Another NU-Q affiliate, joint advisory board member Rami Khouri, has defended Palestinian terrorist attacks against Israeli civilians, praised Hamas as representing “the bottomless arsenal of the human spirit,” and excused the Oct. 7 attack as being similar to how Jews “also fought back during their centuries of victimization in the West.”
Alongside the financial benefits Northwestern stood to gain from a partnership with the Qatari regime and the potential to “expand the international aspects of the university” and “make an impact,” Bienen saw another reason to establish a Doha campus: Al Jazeera.
NU-Q, as the Free Beacon has previously reported, maintained a “partnership with Al Jazeera Media Network” that “enables students to engage regularly with media industry professionals.” Schill severed that relationship shortly after he was pressed about it by lawmakers last year.
Much like the Qatari government, which has sheltered scores of terrorist leaders, Al Jazeera has close ties to terror, with several of its journalists actually being members of Hamas and the Palestinian Islamic Jihad.
In 2008, Bienen touted the propaganda network as a chief reason why he decided to work with the Qatar Foundation. “If we can help bearing a set of standards so it’s not just a political rat race … I thought there was an advantage of doing that in the home of Al Jazeera,” he said. “That’s why they wanted to come to what they heard was the best journalism school in the country.”
John Lavine, dean of the Medill School of Journalism at the time, echoed Bienen’s assessment of the Qataris.
“I remember along the way them saying first of all that we should remember that they started Al Jazeera,” he said in 2008. “They knew what journalism was.
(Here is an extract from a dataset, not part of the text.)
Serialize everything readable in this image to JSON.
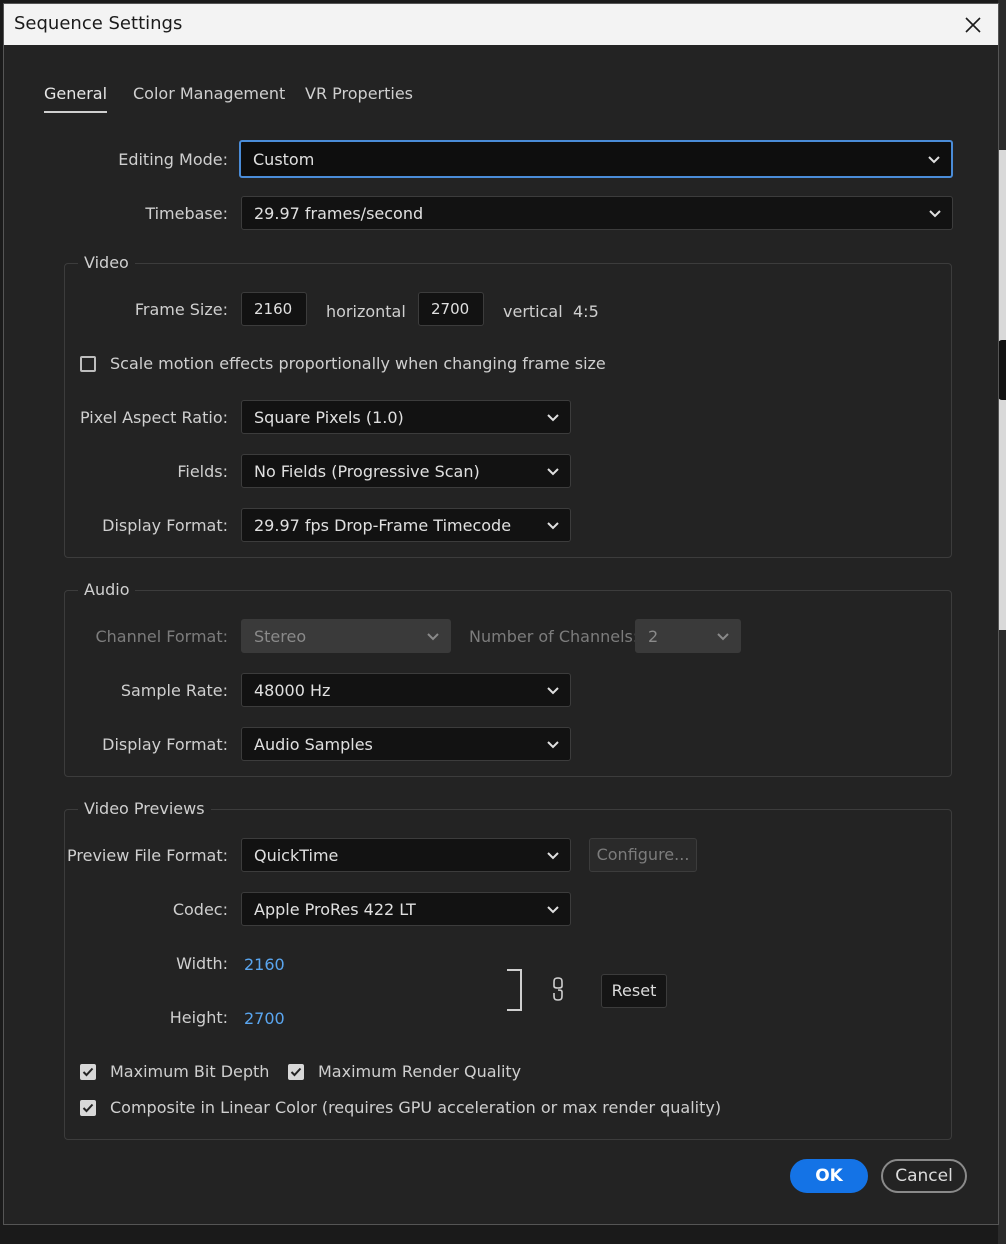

And it was rough-and-tumble journalism.”
Northwestern’s media relations department defended the Qatar campus in a statement provided to the Free Beacon.
“Academic freedom is core to Northwestern’s mission, and the University is uncompromising when it comes to preserving it,” the department’s statement reads. “Northwestern University in Qatar has provided international students—over 70 percent of whom are women—access to an elite, western education and helped further the foreign policy interests of the United States government. State Departments under both Republican and Democratic presidents have supported the continued operation of the Northwestern in Qatar campus. Northwestern is in the process of its multi-year review to determine whether to continue operating in Qatar past the 2028 academic year, when its current contract expires.”